ひとりの詩人を想像しよう。彼は隠遁者のように暮らし、生涯いかなる騒ぎを起こすこともなく、わずか数冊の詩集を遺し、静かにこの世を去った。あくまで節度を保った文体で書かれたその詩は、目新しさこそないものの、美しい陰影に満ちており、情趣を解する少数の同時代人を楽しませた。しかし僅少な支持者たちが上げた賛嘆の声は、彼の名を歴史に刻みつけるにはあまりに小さかった――仮にそのような詩人がいたとして、埃を被った古書の山から彼の詩集を救い出せるのは、ただ物好きの文学愛好家のみである。
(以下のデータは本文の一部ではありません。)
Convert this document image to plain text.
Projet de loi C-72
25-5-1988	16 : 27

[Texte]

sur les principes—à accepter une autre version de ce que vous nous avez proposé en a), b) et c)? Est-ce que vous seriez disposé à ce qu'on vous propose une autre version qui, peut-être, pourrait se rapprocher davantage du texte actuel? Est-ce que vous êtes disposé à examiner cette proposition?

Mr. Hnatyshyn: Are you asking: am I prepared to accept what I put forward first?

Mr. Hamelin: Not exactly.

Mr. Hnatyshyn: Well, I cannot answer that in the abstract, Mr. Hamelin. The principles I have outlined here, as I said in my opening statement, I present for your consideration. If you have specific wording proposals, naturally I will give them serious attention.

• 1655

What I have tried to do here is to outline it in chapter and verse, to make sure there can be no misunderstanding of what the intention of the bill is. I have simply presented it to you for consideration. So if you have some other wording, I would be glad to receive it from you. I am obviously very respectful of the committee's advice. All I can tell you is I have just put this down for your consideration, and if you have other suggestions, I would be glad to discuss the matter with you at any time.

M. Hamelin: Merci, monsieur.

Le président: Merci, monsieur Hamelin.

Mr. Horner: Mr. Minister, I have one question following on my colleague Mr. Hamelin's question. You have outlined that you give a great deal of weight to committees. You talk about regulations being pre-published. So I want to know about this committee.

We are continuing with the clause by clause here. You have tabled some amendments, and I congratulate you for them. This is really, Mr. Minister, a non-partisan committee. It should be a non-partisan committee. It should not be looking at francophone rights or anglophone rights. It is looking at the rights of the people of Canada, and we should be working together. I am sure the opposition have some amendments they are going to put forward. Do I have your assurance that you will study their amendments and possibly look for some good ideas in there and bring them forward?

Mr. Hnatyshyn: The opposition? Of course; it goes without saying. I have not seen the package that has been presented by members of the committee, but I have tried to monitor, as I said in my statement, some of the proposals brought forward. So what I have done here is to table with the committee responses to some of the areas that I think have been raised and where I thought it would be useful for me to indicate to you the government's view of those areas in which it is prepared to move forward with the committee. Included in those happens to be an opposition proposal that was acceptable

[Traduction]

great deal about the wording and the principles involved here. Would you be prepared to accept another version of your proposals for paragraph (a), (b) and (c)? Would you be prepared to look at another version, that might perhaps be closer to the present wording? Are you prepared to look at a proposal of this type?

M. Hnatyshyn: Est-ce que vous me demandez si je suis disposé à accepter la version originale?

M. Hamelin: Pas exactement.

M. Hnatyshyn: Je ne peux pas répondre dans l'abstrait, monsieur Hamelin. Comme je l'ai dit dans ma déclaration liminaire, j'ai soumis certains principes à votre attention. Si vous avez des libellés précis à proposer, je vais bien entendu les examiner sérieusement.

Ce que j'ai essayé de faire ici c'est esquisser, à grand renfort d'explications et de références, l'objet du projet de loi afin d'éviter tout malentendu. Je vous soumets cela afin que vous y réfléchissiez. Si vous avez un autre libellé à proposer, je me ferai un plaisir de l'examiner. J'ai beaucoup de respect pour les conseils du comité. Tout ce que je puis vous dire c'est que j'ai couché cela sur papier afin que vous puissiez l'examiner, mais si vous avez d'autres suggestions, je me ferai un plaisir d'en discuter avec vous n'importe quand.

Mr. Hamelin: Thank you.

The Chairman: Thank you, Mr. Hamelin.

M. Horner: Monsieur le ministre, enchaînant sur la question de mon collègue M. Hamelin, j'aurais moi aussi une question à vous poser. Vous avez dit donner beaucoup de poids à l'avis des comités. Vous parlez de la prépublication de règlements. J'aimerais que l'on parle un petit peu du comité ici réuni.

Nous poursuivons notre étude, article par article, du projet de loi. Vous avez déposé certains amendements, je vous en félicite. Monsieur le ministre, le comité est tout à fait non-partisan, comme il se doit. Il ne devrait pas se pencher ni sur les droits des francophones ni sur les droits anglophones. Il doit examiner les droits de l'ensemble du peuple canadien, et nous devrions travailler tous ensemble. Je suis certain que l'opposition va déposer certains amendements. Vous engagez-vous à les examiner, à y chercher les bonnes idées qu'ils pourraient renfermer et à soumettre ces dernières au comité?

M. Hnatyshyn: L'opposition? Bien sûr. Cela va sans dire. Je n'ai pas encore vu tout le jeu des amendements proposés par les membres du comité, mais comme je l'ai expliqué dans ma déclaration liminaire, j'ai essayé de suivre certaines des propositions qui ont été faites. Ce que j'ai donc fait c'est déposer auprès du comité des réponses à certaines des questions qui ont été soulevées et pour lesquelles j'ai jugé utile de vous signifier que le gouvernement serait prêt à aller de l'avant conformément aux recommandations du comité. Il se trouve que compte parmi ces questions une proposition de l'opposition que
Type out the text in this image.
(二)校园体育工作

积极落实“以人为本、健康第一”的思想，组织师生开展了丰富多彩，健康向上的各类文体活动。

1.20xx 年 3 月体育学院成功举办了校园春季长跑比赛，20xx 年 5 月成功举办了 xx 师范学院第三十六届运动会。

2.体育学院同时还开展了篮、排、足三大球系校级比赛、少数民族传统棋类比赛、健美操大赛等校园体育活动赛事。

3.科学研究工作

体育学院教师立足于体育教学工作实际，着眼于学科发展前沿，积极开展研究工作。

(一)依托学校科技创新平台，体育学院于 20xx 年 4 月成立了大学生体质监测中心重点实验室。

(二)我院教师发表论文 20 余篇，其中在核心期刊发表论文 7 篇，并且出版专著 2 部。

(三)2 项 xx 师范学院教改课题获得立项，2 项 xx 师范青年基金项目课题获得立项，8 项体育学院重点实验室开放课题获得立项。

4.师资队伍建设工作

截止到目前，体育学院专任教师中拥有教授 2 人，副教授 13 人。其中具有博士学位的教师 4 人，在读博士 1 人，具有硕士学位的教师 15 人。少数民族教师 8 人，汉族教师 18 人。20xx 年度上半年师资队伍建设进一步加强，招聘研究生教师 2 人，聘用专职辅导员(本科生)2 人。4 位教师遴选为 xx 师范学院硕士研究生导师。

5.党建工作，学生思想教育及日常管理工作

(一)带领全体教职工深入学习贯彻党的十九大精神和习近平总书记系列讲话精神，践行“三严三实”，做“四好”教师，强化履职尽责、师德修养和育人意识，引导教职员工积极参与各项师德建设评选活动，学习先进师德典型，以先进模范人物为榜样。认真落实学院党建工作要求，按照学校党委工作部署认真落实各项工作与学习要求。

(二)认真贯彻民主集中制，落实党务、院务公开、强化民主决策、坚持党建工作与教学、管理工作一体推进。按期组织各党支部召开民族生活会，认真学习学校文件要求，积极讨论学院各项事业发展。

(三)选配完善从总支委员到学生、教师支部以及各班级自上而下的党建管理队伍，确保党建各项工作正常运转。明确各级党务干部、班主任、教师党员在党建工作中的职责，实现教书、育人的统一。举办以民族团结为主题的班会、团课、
レミ・ド・グールモンの手になる世紀末フランスの詩人列伝『仮面の書Le Livre des masques』を紐解くと、マラルメ、ランボー、ヴェルレーヌといった輝かしい名前とともに、今日では愛書家の間でさえ滅多に聞かれることのない名前が並んでいる。アルベール・サマンもそのひとりである。もっとも彼の詩集『王女の庭にてAu jardin de l’infante』は、世紀末から20世紀初めにかけ、増刷を重ね、それなりに広く読まれたらしい。にもかかわらず今日彼がすっかり忘れ去られているのは、おそらく時代のせいであろう。奇抜な試みばかりがもてはやされるこの現代に、彼のような素朴な詩人が愛されるとは思いがたい。彼の詩の美点は、もっぱら趣味や感覚の次元に存する。その作品は、あの時代特有のむせかえるような香気を湛えている一方で、デ・ゼッサントのような悪趣味に走ることは決してなく、繊細優美、どこかロココ的で、実に甘美である。また音声への配慮も行き届いており、フォーレが惹かれたのも頷ける。サマンの詩は、あくまで趣味人のために書かれている。彼の作品が学者に論文の主題を提供することはないだろう。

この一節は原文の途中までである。